Opinel are a great brand. They have an amazing variety of knives, in all shapes and sizes for specific purposes. If you think your young’un is ready for a knife but maybe not a pointed one just yet, consider the Opinel No.7. The rounded edge makes it a bit less… stabby. Don’t be fooled though, these have an incredibly sharp edge and shouldn’t be considered a toy.
These are a good quality, Scandinavian-made bushcraft knife. They’re serious bits of kit though so should be owned and kept responsibly. The Mora Companion is a great start. These are also great because you can pick some very bright colours. Handy to remember to resheath your knife and if you drop it or set it on the floor, you aren’t going to kneel on it accidentally. Plus, you as the adult can see when it’s out and when it’s safely away.
A Waterproof Coat
Yes, a proper coat, whatever brand or money you want to spend. Everytime we’re away and the heavens open, the kids run run off to get their “coats”. Someone will come back with some lightweight tracksuit top. Honestly, worse than nothing. Our young people are pretty good at staying warm in the cold but they are rubbish at staying dry. Get them a good coat.
A Reusable Water Bottle
We are all trying to do our bit for the environment so every Scout should have ditched single use plastics by now. In terms of capacity, between 800ml and 1.5l should be sufficient, anything more is unweildy and difficult to distribue the weight in your pack. When I need more water than that, I’ll take two bottles.
I’m a massive Sigg fan. Though sadly, I’m between Siggs at the minute! The Fabulous Red would be my choice.
These Tritan Wide Mouth 1L are pretty great bottles too! The have measurement marks on them which is useful for campfire cooking and the wide mouth is also handy for cleaning! Make young people clean their bottles!
Now I have not used these personally but I know people who rate them highly.
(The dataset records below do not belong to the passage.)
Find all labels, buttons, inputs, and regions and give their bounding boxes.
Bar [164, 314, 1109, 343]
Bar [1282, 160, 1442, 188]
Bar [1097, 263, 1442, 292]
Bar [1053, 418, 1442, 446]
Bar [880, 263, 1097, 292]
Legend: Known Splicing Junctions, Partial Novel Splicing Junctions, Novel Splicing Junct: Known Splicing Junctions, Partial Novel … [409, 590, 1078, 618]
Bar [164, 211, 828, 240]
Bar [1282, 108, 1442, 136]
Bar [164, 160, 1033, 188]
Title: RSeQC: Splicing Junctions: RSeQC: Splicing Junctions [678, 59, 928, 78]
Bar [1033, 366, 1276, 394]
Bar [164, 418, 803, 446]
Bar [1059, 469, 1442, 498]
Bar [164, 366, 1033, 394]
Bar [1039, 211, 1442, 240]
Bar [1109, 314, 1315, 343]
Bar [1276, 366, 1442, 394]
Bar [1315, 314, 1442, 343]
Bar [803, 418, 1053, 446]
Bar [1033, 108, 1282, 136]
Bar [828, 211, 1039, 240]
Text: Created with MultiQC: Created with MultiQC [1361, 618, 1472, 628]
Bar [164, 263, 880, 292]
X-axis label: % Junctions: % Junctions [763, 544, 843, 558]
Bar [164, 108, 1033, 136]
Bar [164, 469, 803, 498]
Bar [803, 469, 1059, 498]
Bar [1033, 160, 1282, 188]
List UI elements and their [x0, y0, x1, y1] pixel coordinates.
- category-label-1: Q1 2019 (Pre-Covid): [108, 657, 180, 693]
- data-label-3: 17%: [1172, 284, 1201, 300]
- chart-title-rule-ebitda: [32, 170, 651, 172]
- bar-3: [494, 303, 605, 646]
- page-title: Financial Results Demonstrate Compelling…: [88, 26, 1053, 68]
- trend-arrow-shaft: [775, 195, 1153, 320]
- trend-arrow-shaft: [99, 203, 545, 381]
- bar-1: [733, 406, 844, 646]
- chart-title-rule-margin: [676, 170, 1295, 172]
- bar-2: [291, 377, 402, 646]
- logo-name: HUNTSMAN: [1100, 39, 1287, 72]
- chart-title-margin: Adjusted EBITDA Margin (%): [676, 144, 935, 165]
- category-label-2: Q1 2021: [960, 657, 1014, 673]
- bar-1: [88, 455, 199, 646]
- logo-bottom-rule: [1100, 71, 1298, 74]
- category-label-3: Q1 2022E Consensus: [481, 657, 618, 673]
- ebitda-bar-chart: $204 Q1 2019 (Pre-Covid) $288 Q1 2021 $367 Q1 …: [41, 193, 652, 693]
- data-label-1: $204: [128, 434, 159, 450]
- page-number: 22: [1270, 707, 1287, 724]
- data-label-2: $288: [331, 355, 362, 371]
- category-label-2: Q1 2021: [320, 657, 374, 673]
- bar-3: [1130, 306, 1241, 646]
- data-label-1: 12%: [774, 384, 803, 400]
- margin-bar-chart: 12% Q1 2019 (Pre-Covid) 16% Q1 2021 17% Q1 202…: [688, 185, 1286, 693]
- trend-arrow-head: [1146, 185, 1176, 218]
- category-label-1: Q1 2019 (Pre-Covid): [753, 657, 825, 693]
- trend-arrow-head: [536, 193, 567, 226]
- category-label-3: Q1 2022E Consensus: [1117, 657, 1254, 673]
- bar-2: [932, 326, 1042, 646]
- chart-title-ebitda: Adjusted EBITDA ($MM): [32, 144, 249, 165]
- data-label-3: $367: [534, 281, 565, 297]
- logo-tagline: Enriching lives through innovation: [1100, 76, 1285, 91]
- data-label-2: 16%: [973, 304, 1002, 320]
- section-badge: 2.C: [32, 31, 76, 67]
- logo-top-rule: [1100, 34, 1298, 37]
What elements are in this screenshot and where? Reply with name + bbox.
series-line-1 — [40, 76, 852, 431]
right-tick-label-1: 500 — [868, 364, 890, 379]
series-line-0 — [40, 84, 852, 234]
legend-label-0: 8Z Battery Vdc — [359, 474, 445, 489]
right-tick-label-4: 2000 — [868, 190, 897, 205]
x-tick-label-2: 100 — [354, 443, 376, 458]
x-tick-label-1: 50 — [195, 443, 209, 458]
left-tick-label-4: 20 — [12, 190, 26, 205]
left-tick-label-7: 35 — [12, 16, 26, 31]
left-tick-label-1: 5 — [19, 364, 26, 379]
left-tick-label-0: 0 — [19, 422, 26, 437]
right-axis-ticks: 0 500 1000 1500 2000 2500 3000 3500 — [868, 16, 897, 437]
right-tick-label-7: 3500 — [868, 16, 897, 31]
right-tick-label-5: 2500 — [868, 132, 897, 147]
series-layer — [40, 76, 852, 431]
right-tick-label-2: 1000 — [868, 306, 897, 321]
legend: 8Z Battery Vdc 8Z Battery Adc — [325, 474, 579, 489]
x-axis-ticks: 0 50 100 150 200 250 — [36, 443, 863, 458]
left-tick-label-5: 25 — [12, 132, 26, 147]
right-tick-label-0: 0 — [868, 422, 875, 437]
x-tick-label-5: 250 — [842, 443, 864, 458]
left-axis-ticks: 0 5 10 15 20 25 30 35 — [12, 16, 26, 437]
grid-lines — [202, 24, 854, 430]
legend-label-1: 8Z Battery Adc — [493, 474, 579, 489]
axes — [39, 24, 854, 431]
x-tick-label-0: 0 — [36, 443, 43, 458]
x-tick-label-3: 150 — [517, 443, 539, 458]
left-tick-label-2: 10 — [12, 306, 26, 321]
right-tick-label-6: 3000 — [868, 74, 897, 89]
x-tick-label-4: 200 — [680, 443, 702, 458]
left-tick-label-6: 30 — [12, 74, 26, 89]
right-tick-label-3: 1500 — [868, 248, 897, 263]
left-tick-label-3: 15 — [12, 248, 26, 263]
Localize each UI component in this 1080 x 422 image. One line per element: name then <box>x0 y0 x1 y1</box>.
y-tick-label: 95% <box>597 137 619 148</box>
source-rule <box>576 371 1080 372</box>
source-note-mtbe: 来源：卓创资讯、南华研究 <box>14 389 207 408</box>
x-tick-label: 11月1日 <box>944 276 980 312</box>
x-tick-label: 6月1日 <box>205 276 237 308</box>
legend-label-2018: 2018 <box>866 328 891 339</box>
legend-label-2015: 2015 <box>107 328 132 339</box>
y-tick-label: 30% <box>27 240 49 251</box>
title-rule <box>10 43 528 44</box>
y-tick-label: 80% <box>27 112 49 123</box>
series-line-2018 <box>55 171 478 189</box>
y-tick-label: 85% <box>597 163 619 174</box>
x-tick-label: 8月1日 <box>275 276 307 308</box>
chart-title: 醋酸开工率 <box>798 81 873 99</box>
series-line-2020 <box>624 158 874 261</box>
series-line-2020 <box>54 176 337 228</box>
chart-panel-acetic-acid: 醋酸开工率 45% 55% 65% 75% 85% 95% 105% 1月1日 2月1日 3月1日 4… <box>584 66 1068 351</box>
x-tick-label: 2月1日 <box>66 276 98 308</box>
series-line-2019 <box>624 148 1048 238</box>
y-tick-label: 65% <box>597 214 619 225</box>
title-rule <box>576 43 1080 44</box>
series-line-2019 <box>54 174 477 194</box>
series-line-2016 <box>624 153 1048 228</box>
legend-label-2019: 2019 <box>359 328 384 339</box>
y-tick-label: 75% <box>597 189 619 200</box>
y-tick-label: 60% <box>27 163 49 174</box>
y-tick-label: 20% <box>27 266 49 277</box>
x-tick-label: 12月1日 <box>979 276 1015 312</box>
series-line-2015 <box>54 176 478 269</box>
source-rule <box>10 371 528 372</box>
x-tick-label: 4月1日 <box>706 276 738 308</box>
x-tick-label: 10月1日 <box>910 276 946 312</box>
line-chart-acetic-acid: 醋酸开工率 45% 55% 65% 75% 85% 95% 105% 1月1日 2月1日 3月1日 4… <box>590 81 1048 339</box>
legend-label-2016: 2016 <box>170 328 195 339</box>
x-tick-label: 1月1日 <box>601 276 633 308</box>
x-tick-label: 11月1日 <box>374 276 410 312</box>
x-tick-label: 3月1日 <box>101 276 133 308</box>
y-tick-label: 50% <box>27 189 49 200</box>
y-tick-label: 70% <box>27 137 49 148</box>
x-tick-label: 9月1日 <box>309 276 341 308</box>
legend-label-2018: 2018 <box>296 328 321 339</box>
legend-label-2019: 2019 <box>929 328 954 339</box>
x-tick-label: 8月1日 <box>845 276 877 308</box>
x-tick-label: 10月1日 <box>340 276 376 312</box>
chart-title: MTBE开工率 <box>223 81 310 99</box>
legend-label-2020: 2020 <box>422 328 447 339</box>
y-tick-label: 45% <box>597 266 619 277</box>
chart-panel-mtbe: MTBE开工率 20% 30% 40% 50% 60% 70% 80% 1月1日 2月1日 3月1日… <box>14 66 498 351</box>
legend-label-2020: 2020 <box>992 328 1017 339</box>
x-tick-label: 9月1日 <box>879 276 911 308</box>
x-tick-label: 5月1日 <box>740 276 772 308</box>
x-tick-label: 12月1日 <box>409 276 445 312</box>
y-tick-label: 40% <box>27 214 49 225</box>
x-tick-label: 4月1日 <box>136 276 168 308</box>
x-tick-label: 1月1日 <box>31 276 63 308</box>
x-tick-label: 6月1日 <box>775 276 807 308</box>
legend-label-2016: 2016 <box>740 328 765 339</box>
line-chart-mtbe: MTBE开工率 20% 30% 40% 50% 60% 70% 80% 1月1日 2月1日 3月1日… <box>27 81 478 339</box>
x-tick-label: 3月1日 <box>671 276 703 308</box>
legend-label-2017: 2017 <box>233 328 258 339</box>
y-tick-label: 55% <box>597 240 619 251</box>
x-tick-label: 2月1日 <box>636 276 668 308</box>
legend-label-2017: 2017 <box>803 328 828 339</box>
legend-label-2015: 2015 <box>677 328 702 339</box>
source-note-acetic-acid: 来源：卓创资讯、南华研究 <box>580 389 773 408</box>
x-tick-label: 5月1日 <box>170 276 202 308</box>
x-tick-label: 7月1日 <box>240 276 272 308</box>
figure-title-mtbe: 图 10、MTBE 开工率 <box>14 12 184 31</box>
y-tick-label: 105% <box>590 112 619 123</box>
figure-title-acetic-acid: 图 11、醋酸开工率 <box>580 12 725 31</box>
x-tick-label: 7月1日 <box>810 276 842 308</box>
The benefit of the Pathfinder Bottle and Cup system is that it can be used on a fire so if you’re buying for someone who’s into their Bushcraft or Backwoods, this could be a great gift.
Plates and Cups
I like when Scouts show up on camp with something to eat and drink with. Inevitably though, there will be someone without a bottle, cup, plate, fork, something. Consider a Knife/Fork/Spoon set as a gift. They can be picked up fairly cheaply to fill stockings with. In terms of crockery, I like enamel cups, plates and bowls. They’re super strong and fairly light. The downside being that they are rubbish at keeping things warm. Or if your’re drinking a hot drink, they get really hot and your’ll burn your lips. It’s all about balance.
A Roll Mat
We’re maybe into the “main present” part of the list now. You can spend a fortune on camp sleeping equipment if you want to. Camping is the essence of Scouts and at some stage, even if they don’t want to or pretend they don’t, they will sleep. I go by the addage “a layer beneath you is worth two above you”. I’ve picked two of the roll mats that some of our Scouters use that we are happy to recommend.
This Mountain Equipment Helium 3.8 is pretty bombproof and a great budget option, it’s been on special offer for years too!
Sea to Summit
I have this Sea to Summit Ultralight SI which I think is great. I like the valves which make inflating and compressing a breeze, it’s also warm and packs to the size of nothing.
We said at the start that this would focus on things that would last and wouldn’t break the bank. For that reason, I thought I should include these Knockaround sunglasses. They are sturdy framed and made with polarised lenses but really cheap for high quality protection. The idea being that when you’re climbing, camping, sailing, whatever, your eyes are protected by good quality glasses and it’s not the end of the world if something was to happen to them. Knockaround sent us some glasses over the summer to try out and we loved them so we’re happy to recommend.
It’s worth adding, that all Scouts need a pair on camp. Ours are firmly of the belief that sunglasses will help the wearer blow into a fire, as if the glasses will protect their eyes from all the smoke!